When the Coast Guard needed advanced systems technology to help locate the wreckage of John F. Kennedy Jr.'s downed plane, it contacted the National Oceanic and Atmospheric Administration, which sent the Rude, a ship that uses side-scan sonar to map the ocean floor.

The 90-foot vessel is equipped with three systems that use commercial hardware and software to process sonar images, said Frank Colohan, Navigation and Communications Branch chief of NOAA's Atlantic Marine Center in Norfolk, Va., the Rude's home port.

The Coast Guard asked for the Rude's help after it began searching for Kennedy's Piper Saratoga II TC off the coast of Martha's Vineyard, Mass., late June 16.

Kennedy, his wife, Carolyn Bessette Kennedy, and his sister-in-law, Lauren Bessette, died when the plane he was piloting crashed. Divers found their bodies and part of the plane last week.

The Rude had docked earlier on the evening of the crash at Montauk, N.Y., after mapping the ocean floor off Long Island, N.Y., Colohan said.

'The Rude was producing nautical charts to ensure safe navigation in that area,' Colohan said. 'But the technology it uses to perform mapping every day makes it exceptional for search and rescue.'

When the Rude received the call, it quickly set out. With a cruising speed of 10 knots, the ship reached the Coast Guard's search-and-rescue area at 7 p.m. July 17, and began mapping the ocean floor that evening, Colohan said.

The Whiting, another NOAA vessel, joined the effort July 19, he said.

The steel-hulled Rude uses three basic systems to map the ocean floor: a vertical echo sounder, a shallow-water multibeam sonar system and an analog side-scan sonar system with digital processing, said Dave Pritchard, technical adviser for the System Support Branch of NOAA's Hydrographic Surveying Division..

The Rude primarily used the analog side-scan sonar system to help locate the wreckage of the plane in 116 feet of water about seven miles off the coast of Martha's Vineyard.

A 260-TH image-correcting side-scan sonar known as the towfish did sweeps of the ocean during the effort. The towfish, from EdgeTech Inc. of Cataumet, Mass., has two identical transducers that send out a fan-shaped pulse of energy that reflects off an object back to the transducer, Pritchard said.

Under the sea

The towfish, via an electromagnetic cable, connects to a recorder in the pilothouse of the ship. When the pulse comes back, it goes through an analog interface to an Isis sonar data-processing computer from Triton-Elics International Inc. of Watsonville, Calif.

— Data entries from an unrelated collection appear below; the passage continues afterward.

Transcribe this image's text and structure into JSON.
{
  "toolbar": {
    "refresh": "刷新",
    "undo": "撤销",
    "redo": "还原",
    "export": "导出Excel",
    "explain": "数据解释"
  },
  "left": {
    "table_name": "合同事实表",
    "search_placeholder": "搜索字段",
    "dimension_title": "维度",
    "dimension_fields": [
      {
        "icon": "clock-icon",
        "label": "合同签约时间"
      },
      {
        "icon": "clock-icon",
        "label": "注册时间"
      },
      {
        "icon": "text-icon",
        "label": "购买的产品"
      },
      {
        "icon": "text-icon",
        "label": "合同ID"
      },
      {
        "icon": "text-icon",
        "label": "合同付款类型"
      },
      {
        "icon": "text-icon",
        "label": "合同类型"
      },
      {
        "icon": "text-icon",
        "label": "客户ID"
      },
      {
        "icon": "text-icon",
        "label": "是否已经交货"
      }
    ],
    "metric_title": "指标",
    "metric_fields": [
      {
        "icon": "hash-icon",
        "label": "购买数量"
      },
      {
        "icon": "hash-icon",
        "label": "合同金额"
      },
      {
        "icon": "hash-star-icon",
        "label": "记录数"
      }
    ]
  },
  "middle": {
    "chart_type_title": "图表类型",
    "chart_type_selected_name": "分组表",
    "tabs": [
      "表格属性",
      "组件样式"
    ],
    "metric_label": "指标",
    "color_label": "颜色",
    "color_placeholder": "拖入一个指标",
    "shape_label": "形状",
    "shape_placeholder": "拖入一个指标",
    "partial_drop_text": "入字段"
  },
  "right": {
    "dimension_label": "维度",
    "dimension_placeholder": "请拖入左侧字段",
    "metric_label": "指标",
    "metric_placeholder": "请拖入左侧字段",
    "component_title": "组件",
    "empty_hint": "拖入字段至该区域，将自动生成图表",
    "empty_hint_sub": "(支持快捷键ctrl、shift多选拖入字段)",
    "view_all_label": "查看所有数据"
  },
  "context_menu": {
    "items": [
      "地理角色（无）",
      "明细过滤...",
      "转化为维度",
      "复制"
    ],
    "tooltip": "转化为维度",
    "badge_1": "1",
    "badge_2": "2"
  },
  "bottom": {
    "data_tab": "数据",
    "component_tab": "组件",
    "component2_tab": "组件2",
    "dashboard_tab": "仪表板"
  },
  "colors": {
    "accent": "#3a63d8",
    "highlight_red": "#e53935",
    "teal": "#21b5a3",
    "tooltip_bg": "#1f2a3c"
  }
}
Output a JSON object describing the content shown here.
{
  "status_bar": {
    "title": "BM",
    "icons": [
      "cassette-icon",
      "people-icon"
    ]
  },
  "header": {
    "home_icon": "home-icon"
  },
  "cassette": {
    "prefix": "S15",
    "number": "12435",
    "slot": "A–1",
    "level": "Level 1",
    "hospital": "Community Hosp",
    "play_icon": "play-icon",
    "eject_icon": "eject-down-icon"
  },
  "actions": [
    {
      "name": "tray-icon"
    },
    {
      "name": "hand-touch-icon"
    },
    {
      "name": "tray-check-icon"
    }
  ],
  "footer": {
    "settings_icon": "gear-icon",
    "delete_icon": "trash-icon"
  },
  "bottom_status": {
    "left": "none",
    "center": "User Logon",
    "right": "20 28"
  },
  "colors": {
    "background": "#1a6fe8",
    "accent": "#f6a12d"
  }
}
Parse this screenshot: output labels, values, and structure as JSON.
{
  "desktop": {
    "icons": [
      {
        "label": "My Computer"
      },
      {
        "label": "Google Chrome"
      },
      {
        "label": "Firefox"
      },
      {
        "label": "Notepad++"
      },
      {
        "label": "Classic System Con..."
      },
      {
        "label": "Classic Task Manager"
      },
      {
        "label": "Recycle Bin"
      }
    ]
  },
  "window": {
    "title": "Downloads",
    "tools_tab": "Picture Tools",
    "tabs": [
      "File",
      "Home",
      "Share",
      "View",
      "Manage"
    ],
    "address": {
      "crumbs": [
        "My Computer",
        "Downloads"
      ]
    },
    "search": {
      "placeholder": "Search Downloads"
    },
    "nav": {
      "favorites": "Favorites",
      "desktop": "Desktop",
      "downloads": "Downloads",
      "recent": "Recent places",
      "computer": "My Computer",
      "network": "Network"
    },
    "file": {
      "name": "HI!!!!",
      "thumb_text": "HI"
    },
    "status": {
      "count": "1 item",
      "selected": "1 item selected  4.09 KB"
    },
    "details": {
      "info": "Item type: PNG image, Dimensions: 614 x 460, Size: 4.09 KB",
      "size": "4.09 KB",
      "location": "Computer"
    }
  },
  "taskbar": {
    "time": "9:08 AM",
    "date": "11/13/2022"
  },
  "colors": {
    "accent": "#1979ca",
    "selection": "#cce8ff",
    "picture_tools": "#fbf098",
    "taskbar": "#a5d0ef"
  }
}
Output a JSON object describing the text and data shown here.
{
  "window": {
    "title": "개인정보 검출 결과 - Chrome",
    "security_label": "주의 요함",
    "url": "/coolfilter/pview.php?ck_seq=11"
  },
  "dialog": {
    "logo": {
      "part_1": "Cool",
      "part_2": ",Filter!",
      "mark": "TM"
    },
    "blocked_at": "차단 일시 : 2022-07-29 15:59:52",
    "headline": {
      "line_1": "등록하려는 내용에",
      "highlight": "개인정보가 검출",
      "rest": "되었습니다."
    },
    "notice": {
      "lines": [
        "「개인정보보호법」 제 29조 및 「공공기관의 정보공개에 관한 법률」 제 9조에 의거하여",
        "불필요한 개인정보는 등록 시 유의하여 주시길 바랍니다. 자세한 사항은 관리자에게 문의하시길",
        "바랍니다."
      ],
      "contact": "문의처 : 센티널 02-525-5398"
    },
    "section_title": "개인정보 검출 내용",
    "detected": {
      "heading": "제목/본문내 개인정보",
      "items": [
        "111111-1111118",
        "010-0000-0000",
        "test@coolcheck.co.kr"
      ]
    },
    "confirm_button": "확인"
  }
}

Isis acquires and processes image data from both the side-scan sonar system and the shallow-water multibeam sonar system. Isis collects the data and archives it in a RAID storage system. Final processing of the sonar images taking place on SGI Indy workstations running Irix, Pritchard said.

The Rude tows the sonar in a predetermined line using a hydrographic survey package called Hypack from Coastal Oceanographics Inc. of Middlefield, Conn. Hypack, which runs on a 400-MHz Gateway Inc. PC under Microsoft Windows 95, plans and conducts the towfish's search path. NOAA and Coast Guard officials refer to this part of the process as mowing the grass, Pritchard said.

A Hydrographic Processing System, consisting of two Pentium PCs running Windows NT 4.0, collects the data from Hypack. The system also uses MapInfo geographic information systems software from MapInfo Corp. of Troy, N.Y., and Vertical Mapper contour, modeling and display software from Northwood Geoscience of Nepean, Ontario.

MapInfo and Vertical Mapper let the Rude's hydrographer visualize, correlate and analyze data. A Hewlett-Packard DesignJet 750 color plotter captures and prints the graphical representations of the data, Pritchard said.

After the system processes the sonar data, it generates a mosaic of the ocean floor. The SGI workstation lets users create georeference points for objects on the sea floor by clicking on an image with the mouse, he said.

When an object gets hit by sonar, it casts a shadow. The SGI workstations can measure the length of the shadow, which corresponds to the height of the object above the sea floor, Pritchard said.

The Rude's advanced systems do not come cheap, Colohan said. The total price tag was about $120,000'$70,000 for the side-scan sonar system and about $50,000 for the Isis system, he said.